Decreto Legge 20 marzo 2014 n. 34, in G.U. n. 66 del 20/03/2014

20 Marzo 2014

La mancanza di una causale oggettiva e temporanea diventa la regola del contratto di lavoro a tempo determinato (anche di somministrazione del lavoro), con gli unici limiti della durata massima di trentasei mesi, comprensiva di eventuali proroghe per la medesima attività lavorativa, non superiori ad otto e anch’esse svincolate dalla ricorrenza di ragioni oggettive e della percentuale del 20% sul totale dell’organico, limite quantitativo peraltro derogabile dalla contrattazione collettiva nazionale (art. 1). Eliminato l’obbligo di forma scritta del piano formativo individuale in ogni tipo di contratto di apprendistato. L’ instaurazione di rapporti di apprendistato non è più subordinata all’assunzione definitiva di una quota dei precedenti apprendisti. Resa facoltativa per l’apprendistato professionalizzante o contratto di mestiere l’offerta formativa pubblica integrativa di quella svolta sotto la responsabilità dell’azienda (art. 2 della legge).
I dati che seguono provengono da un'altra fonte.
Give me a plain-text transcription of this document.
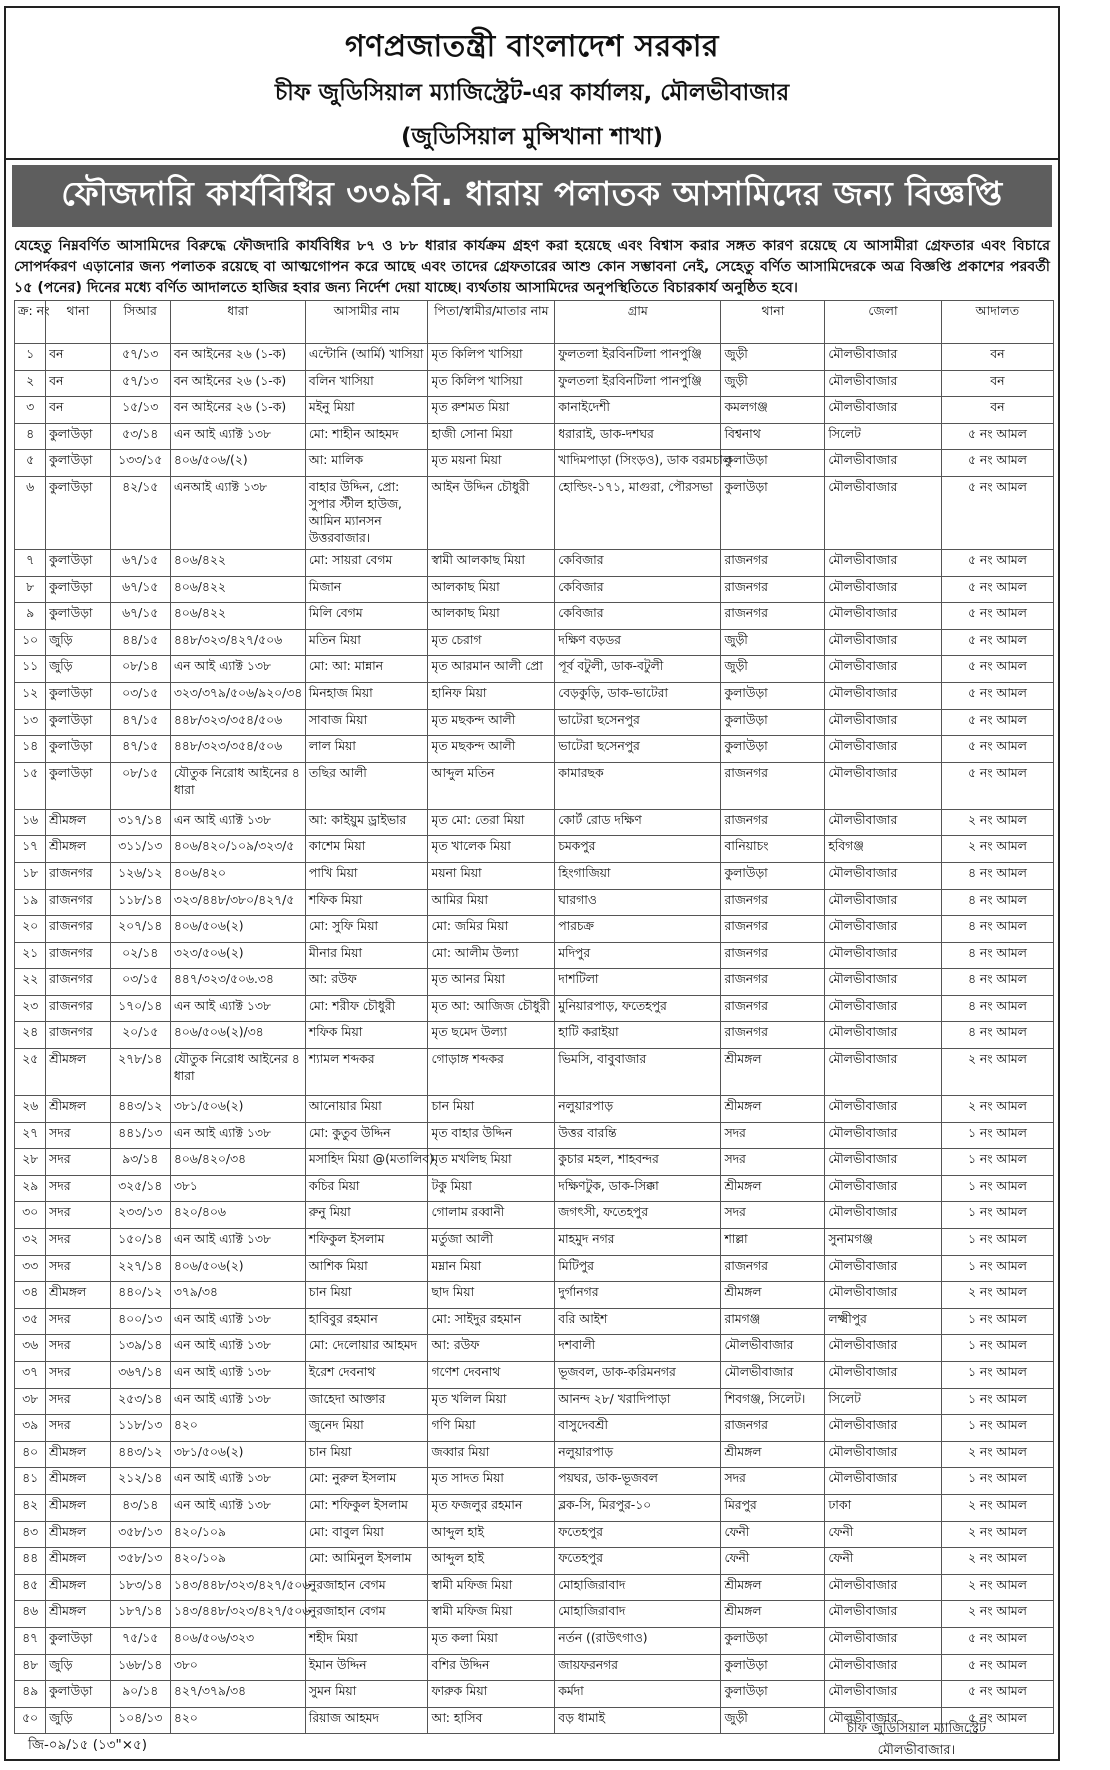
গণপ্রজাতন্ত্রী বাংলাদেশ সরকার
চীফ জুডিসিয়াল ম্যাজিস্ট্রেট-এর কার্যালয়, মৌলভীবাজার
(জুডিসিয়াল মুন্সিখানা শাখা)
ফৌজদারি কার্যবিধির ৩৩৯বি. ধারায় পলাতক আসামিদের জন্য বিজ্ঞপ্তি
যেহেতু নিম্নবর্ণিত আসামিদের বিরুদ্ধে ফৌজদারি কার্যবিধির ৮৭ ও ৮৮ ধারার কার্যক্রম গ্রহণ করা হয়েছে এবং বিশ্বাস করার সঙ্গত কারণ রয়েছে যে আসামীরা গ্রেফতার এবং বিচারে সোপর্দকরণ এড়ানোর জন্য পলাতক রয়েছে বা আত্মগোপন করে আছে এবং তাদের গ্রেফতারের আশু কোন সম্ভাবনা নেই, সেহেতু বর্ণিত আসামিদেরকে অত্র বিজ্ঞপ্তি প্রকাশের পরবর্তী ১৫ (পনের) দিনের মধ্যে বর্ণিত আদালতে হাজির হবার জন্য নির্দেশ দেয়া যাচ্ছে। ব্যর্থতায় আসামিদের অনুপস্থিতিতে বিচারকার্য অনুষ্ঠিত হবে।
ক্র: নং	থানা	সিআর	ধারা	আসামীর নাম	পিতা/স্বামীর/মাতার নাম	গ্রাম	থানা	জেলা	আদালত
১	বন	৫৭/১৩	বন আইনের ২৬ (১-ক)	এন্টোনি (আর্মি) খাসিয়া	মৃত কিলিপ খাসিয়া	ফুলতলা ইরবিনটিলা পানপুঞ্জি	জুড়ী	মৌলভীবাজার	বন
২	বন	৫৭/১৩	বন আইনের ২৬ (১-ক)	বলিন খাসিয়া	মৃত কিলিপ খাসিয়া	ফুলতলা ইরবিনটিলা পানপুঞ্জি	জুড়ী	মৌলভীবাজার	বন
৩	বন	১৫/১৩	বন আইনের ২৬ (১-ক)	মইনু মিয়া	মৃত রুশমত মিয়া	কানাইদেশী	কমলগঞ্জ	মৌলভীবাজার	বন
৪	কুলাউড়া	৫৩/১৪	এন আই এ্যাক্ট ১৩৮	মো: শাহীন আহমদ	হাজী সোনা মিয়া	ধরারাই, ডাক-দশঘর	বিশ্বনাথ	সিলেট	৫ নং আমল
৫	কুলাউড়া	১৩৩/১৫	৪০৬/৫০৬/(২)	আ: মালিক	মৃত ময়না মিয়া	খাদিমপাড়া (সিংড়ও), ডাক বরমচাল	কুলাউড়া	মৌলভীবাজার	৫ নং আমল
৬	কুলাউড়া	৪২/১৫	এনআই এ্যাক্ট ১৩৮	বাহার উদ্দিন, প্রো: সুপার স্টীল হাউজ, আমিন ম্যানসন উত্তরবাজার।	আইন উদ্দিন চৌধুরী	হোল্ডিং-১৭১, মাগুরা, পৌরসভা	কুলাউড়া	মৌলভীবাজার	৫ নং আমল
৭	কুলাউড়া	৬৭/১৫	৪০৬/৪২২	মো: সায়রা বেগম	স্বামী আলকাছ মিয়া	কেবিজার	রাজনগর	মৌলভীবাজার	৫ নং আমল
৮	কুলাউড়া	৬৭/১৫	৪০৬/৪২২	মিজান	আলকাছ মিয়া	কেবিজার	রাজনগর	মৌলভীবাজার	৫ নং আমল
৯	কুলাউড়া	৬৭/১৫	৪০৬/৪২২	মিলি বেগম	আলকাছ মিয়া	কেবিজার	রাজনগর	মৌলভীবাজার	৫ নং আমল
১০	জুড়ি	৪৪/১৫	৪৪৮/৩২৩/৪২৭/৫০৬	মতিন মিয়া	মৃত চেরাগ	দক্ষিণ বড়ডর	জুড়ী	মৌলভীবাজার	৫ নং আমল
১১	জুড়ি	০৮/১৪	এন আই এ্যাক্ট ১৩৮	মো: আ: মান্নান	মৃত আরমান আলী প্রো	পূর্ব বটুলী, ডাক-বটুলী	জুড়ী	মৌলভীবাজার	৫ নং আমল
১২	কুলাউড়া	০৩/১৫	৩২৩/৩৭৯/৫০৬/৯২০/৩৪	মিনহাজ মিয়া	হানিফ মিয়া	বেড়কুড়ি, ডাক-ভাটেরা	কুলাউড়া	মৌলভীবাজার	৫ নং আমল
১৩	কুলাউড়া	৪৭/১৫	৪৪৮/৩২৩/৩৫৪/৫০৬	সাবাজ মিয়া	মৃত মছকন্দ আলী	ভাটেরা ছসেনপুর	কুলাউড়া	মৌলভীবাজার	৫ নং আমল
১৪	কুলাউড়া	৪৭/১৫	৪৪৮/৩২৩/৩৫৪/৫০৬	লাল মিয়া	মৃত মছকন্দ আলী	ভাটেরা ছসেনপুর	কুলাউড়া	মৌলভীবাজার	৫ নং আমল
১৫	কুলাউড়া	০৮/১৫	যৌতুক নিরোধ আইনের ৪ ধারা	তছির আলী	আব্দুল মতিন	কামারছক	রাজনগর	মৌলভীবাজার	৫ নং আমল
১৬	শ্রীমঙ্গল	৩১৭/১৪	এন আই এ্যাক্ট ১৩৮	আ: কাইয়ুম ড্রাইভার	মৃত মো: তেরা মিয়া	কোর্ট রোড দক্ষিণ	রাজনগর	মৌলভীবাজার	২ নং আমল
১৭	শ্রীমঙ্গল	৩১১/১৩	৪০৬/৪২০/১০৯/৩২৩/৫	কাশেম মিয়া	মৃত খালেক মিয়া	চমকপুর	বানিয়াচং	হবিগঞ্জ	২ নং আমল
১৮	রাজনগর	১২৬/১২	৪০৬/৪২০	পাখি মিয়া	ময়না মিয়া	হিংগাজিয়া	কুলাউড়া	মৌলভীবাজার	৪ নং আমল
১৯	রাজনগর	১১৮/১৪	৩২৩/৪৪৮/৩৮০/৪২৭/৫	শফিক মিয়া	আমির মিয়া	ঘারগাও	রাজনগর	মৌলভীবাজার	৪ নং আমল
২০	রাজনগর	২০৭/১৪	৪০৬/৫০৬(২)	মো: সুফি মিয়া	মো: জমির মিয়া	পারচক্র	রাজনগর	মৌলভীবাজার	৪ নং আমল
২১	রাজনগর	০২/১৪	৩২৩/৫০৬(২)	মীনার মিয়া	মো: আলীম উল্যা	মদিপুর	রাজনগর	মৌলভীবাজার	৪ নং আমল
২২	রাজনগর	০৩/১৫	৪৪৭/৩২৩/৫০৬.৩৪	আ: রউফ	মৃত আনর মিয়া	দাশটিলা	রাজনগর	মৌলভীবাজার	৪ নং আমল
২৩	রাজনগর	১৭০/১৪	এন আই এ্যাক্ট ১৩৮	মো: শরীফ চৌধুরী	মৃত আ: আজিজ চৌধুরী	মুনিয়ারপাড়, ফতেহপুর	রাজনগর	মৌলভীবাজার	৪ নং আমল
২৪	রাজনগর	২০/১৫	৪০৬/৫০৬(২)/৩৪	শফিক মিয়া	মৃত ছমেদ উল্যা	হাটি করাইয়া	রাজনগর	মৌলভীবাজার	৪ নং আমল
২৫	শ্রীমঙ্গল	২৭৮/১৪	যৌতুক নিরোধ আইনের ৪ ধারা	শ্যামল শব্দকর	গোড়াঙ্গ শব্দকর	ভিমসি, বাবুবাজার	শ্রীমঙ্গল	মৌলভীবাজার	২ নং আমল
২৬	শ্রীমঙ্গল	৪৪৩/১২	৩৮১/৫০৬(২)	আনোয়ার মিয়া	চান মিয়া	নলুয়ারপাড়	শ্রীমঙ্গল	মৌলভীবাজার	২ নং আমল
২৭	সদর	৪৪১/১৩	এন আই এ্যাক্ট ১৩৮	মো: কুতুব উদ্দিন	মৃত বাহার উদ্দিন	উত্তর বারন্তি	সদর	মৌলভীবাজার	১ নং আমল
২৮	সদর	৯৩/১৪	৪০৬/৪২০/৩৪	মসাহিদ মিয়া @(মতালিব)	মৃত মখলিছ মিয়া	কুচার মহল, শাহবন্দর	সদর	মৌলভীবাজার	১ নং আমল
২৯	সদর	৩২৫/১৪	৩৮১	কচির মিয়া	টকু মিয়া	দক্ষিণটুক, ডাক-সিক্কা	শ্রীমঙ্গল	মৌলভীবাজার	১ নং আমল
৩০	সদর	২৩৩/১৩	৪২০/৪০৬	রুনু মিয়া	গোলাম রব্বানী	জগৎসী, ফতেহপুর	সদর	মৌলভীবাজার	১ নং আমল
৩২	সদর	১৫০/১৪	এন আই এ্যাক্ট ১৩৮	শফিকুল ইসলাম	মর্তুজা আলী	মাহমুদ নগর	শাল্লা	সুনামগঞ্জ	১ নং আমল
৩৩	সদর	২২৭/১৪	৪০৬/৫০৬(২)	আশিক মিয়া	মম্নান মিয়া	মিটিপুর	রাজনগর	মৌলভীবাজার	১ নং আমল
৩৪	শ্রীমঙ্গল	৪৪০/১২	৩৭৯/৩৪	চান মিয়া	ছাদ মিয়া	দুর্গানগর	শ্রীমঙ্গল	মৌলভীবাজার	২ নং আমল
৩৫	সদর	৪০০/১৩	এন আই এ্যাক্ট ১৩৮	হাবিবুর রহমান	মো: সাইদুর রহমান	বরি আইশ	রামগঞ্জ	লক্ষ্মীপুর	১ নং আমল
৩৬	সদর	১৩৯/১৪	এন আই এ্যাক্ট ১৩৮	মো: দেলোয়ার আহমদ	আ: রউফ	দশবালী	মৌলভীবাজার	মৌলভীবাজার	১ নং আমল
৩৭	সদর	৩৬৭/১৪	এন আই এ্যাক্ট ১৩৮	ইরেশ দেবনাথ	গণেশ দেবনাথ	ভূজবল, ডাক-করিমনগর	মৌলভীবাজার	মৌলভীবাজার	১ নং আমল
৩৮	সদর	২৫৩/১৪	এন আই এ্যাক্ট ১৩৮	জাহেদা আক্তার	মৃত খলিল মিয়া	আনন্দ ২৮/ খরাদিপাড়া	শিবগঞ্জ, সিলেট।	সিলেট	১ নং আমল
৩৯	সদর	১১৮/১৩	৪২০	জুনেদ মিয়া	গণি মিয়া	বাসুদেবশ্রী	রাজনগর	মৌলভীবাজার	১ নং আমল
৪০	শ্রীমঙ্গল	৪৪৩/১২	৩৮১/৫০৬(২)	চান মিয়া	জব্বার মিয়া	নলুয়ারপাড়	শ্রীমঙ্গল	মৌলভীবাজার	২ নং আমল
৪১	শ্রীমঙ্গল	২১২/১৪	এন আই এ্যাক্ট ১৩৮	মো: নুরুল ইসলাম	মৃত সাদত মিয়া	পয়ঘর, ডাক-ভূজবল	সদর	মৌলভীবাজার	১ নং আমল
৪২	শ্রীমঙ্গল	৪৩/১৪	এন আই এ্যাক্ট ১৩৮	মো: শফিকুল ইসলাম	মৃত ফজলুর রহমান	ব্লক-সি, মিরপুর-১০	মিরপুর	ঢাকা	২ নং আমল
৪৩	শ্রীমঙ্গল	৩৫৮/১৩	৪২০/১০৯	মো: বাবুল মিয়া	আব্দুল হাই	ফতেহপুর	ফেনী	ফেনী	২ নং আমল
৪৪	শ্রীমঙ্গল	৩৫৮/১৩	৪২০/১০৯	মো: আমিনুল ইসলাম	আব্দুল হাই	ফতেহপুর	ফেনী	ফেনী	২ নং আমল
৪৫	শ্রীমঙ্গল	১৮৩/১৪	১৪৩/৪৪৮/৩২৩/৪২৭/৫০৬	নুরজাহান বেগম	স্বামী মফিজ মিয়া	মোহাজিরাবাদ	শ্রীমঙ্গল	মৌলভীবাজার	২ নং আমল
৪৬	শ্রীমঙ্গল	১৮৭/১৪	১৪৩/৪৪৮/৩২৩/৪২৭/৫০৬	নুরজাহান বেগম	স্বামী মফিজ মিয়া	মোহাজিরাবাদ	শ্রীমঙ্গল	মৌলভীবাজার	২ নং আমল
৪৭	কুলাউড়া	৭৫/১৫	৪০৬/৫০৬/৩২৩	শহীদ মিয়া	মৃত কলা মিয়া	নর্তন ((রাউৎগাও)	কুলাউড়া	মৌলভীবাজার	৫ নং আমল
৪৮	জুড়ি	১৬৮/১৪	৩৮০	ইমান উদ্দিন	বশির উদ্দিন	জায়ফরনগর	কুলাউড়া	মৌলভীবাজার	৫ নং আমল
৪৯	কুলাউড়া	৯০/১৪	৪২৭/৩৭৯/৩৪	সুমন মিয়া	ফারুক মিয়া	কর্মদা	কুলাউড়া	মৌলভীবাজার	৫ নং আমল
৫০	জুড়ি	১০৪/১৩	৪২০	রিয়াজ আহমদ	আ: হাসিব	বড় ধামাই	জুড়ী	মৌলভীবাজার	৫ নং আমল
জি-০৯/১৫ (১৩"×৫)
চীফ জুডিসিয়াল ম্যাজিস্ট্রেট
মৌলভীবাজার।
Tipo di Atto: Normativa (leggi, decreti, etc.)

Nell’illusione che ciò convinca le imprese ad assumere, prosegue e si consolida l’opera di demolizione delle tutele del lavoratore, a cominciare dalla stabilità del rapporto, dapprima compromessa dalla riforma Fornero (legge n. 92 del 2012) con l’intervento sulla disciplina dell’art. 18 S.L. e con una prima liberalizzazione del lavoro a termine di durata non superiore a dodici mesi, la cui accentuazione il governo Letta aveva poi affidato alle parti sociali (art. 7 D.L. n. 76 del 2013 convertito nelle legge n. 99/2013) e che oggi si avvia a sparire per effetto del decreto legge in esame (pubblicato sulla G.U. n. 66 del 20 marzo 2014, parte generale). Ora è infatti possibile assumere a termine o stipulare contratti di lavoro interinale senza alcun limite intrinseco, che rimandi cioè ad esigenze oggettive e temporanee. Non appare pertanto peregrina l’ipotesi che di fatto il contratto a termine e con esso la precarietà del rapporto diventi in futuro e in maniera permanente l’unica forma di accesso al mercato del lavoro. Con buona pace dell’affermazione, di derivazione comunitaria, del primato del contratto di lavoro a tempo indeterminato, ancora formalmente presente nell’incipit della legge sul contratto a termine. E con la conseguente perdita per i lavoratori, insieme alla stabilità, della possibilità di tutela della sicurezza e della dignità sui luoghi di lavoro. Ma anche con la compromissione delle possibilità di crescita professionale, dannosa per le stesse imprese e per il sistema Paese nel suo insieme. Compromissione aggravata dall’attenuazione degli obblighi formativi che il medesimo decreto legge prevede per il rapporto di apprendistato (col rischio che vi è connesso di una fine ingloriosa quale quella del contratti di formazione e lavoro, con le imprese italiane costrette a restituire allo Stato le agevolazione al riguardo ottenute: v. la newletter n. 3, a commento di Cass. n. 2631/2014).